TBMM’ye sunulan yeni yargı paketinde (iktidar) terör tanımını yeniden yapmadıkça ve terörü Silahlı eylemle irtibatlan(dır)madıkça (paketin) hiçbir işlevi olmaz ve reform ve infaz indirimi kadük kalır.” (Parantez içindeki eklemeleri ben yaptım.)

Elbette bu arada, çocuklarıyla birlikte hapiste olan anneler için de bir önlem düşünülmelidir.

Bu öneriler dikkate alınırsa, son günlerde kamuoyunda büyük infiale yol açan, Osman Kavala’nın durumu yanında, Barış Terkoğlu, Barış Pehlivan, Hülya Kılınç, Murat Ağırel, Ferhat Çelik ve Aydın Keser’in haksız ve hukuksuz tutuklanmaları sorunu da çözülmüş olur.

Özellikle Celal Ülgen’in önerisi, pek çok gazetecinin ve yazarın mahkûm olmasına yol açan hukuksuzlukların en temel ve haksız gerekçelerinden birini ortadan kaldıracaktır.

***

Sevgili okurlarım, şimdi “Sen istediğin kadar yaz, seni okumazlar, okusalar da dinlemezler; yaptıkları yapacaklarının işaretidir” dediğinizi duyar gibi oluyorum.
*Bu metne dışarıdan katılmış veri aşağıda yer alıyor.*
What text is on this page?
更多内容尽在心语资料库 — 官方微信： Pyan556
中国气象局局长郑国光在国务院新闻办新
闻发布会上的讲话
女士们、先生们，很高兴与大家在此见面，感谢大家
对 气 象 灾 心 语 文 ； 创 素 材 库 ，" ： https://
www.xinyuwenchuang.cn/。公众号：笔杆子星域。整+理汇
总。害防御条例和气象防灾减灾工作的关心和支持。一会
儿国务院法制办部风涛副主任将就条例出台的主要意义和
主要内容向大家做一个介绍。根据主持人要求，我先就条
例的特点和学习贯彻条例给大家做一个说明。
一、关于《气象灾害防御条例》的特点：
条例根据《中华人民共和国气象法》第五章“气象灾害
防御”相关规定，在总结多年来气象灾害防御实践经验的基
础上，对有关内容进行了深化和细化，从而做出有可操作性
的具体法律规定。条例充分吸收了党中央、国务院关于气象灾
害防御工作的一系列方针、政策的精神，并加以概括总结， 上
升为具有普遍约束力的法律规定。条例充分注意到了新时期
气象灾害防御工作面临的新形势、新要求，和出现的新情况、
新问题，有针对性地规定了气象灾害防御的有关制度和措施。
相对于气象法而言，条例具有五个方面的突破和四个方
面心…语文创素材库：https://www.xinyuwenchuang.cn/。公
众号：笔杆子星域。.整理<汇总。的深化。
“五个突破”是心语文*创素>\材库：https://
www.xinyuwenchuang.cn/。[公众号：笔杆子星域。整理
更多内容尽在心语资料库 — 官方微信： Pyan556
Belki de haklısınız; ama biliyorsunuz ki ben “İflah olmaz romantik bir iyimserim”:

En karanlık ve en umutsuz zamanlarda bile gerçeği, doğruyu, haklıyı, iyiyi, güzeli savunurum.

O nedenle, başta yöneticilerimiz olmak üzere herkese “COVID-19 krizi geçer, siz sağlığınızı ve haysiyetinizi koruyun” diye sesleniyorum ve hayatları pahasına bize hizmet vermek için çırpınan sağlık personeli önünde saygıyla eğiliyorum.

KAHROLSUN KORONAVİRÜS:

YAŞASIN ADALET...

YAŞASIN SOSYAL DEVLET...

YAŞASIN BAŞTA DOKTORLAR OLMAK ÜZERE TÜM SAĞLIK ÇALIŞANLARI!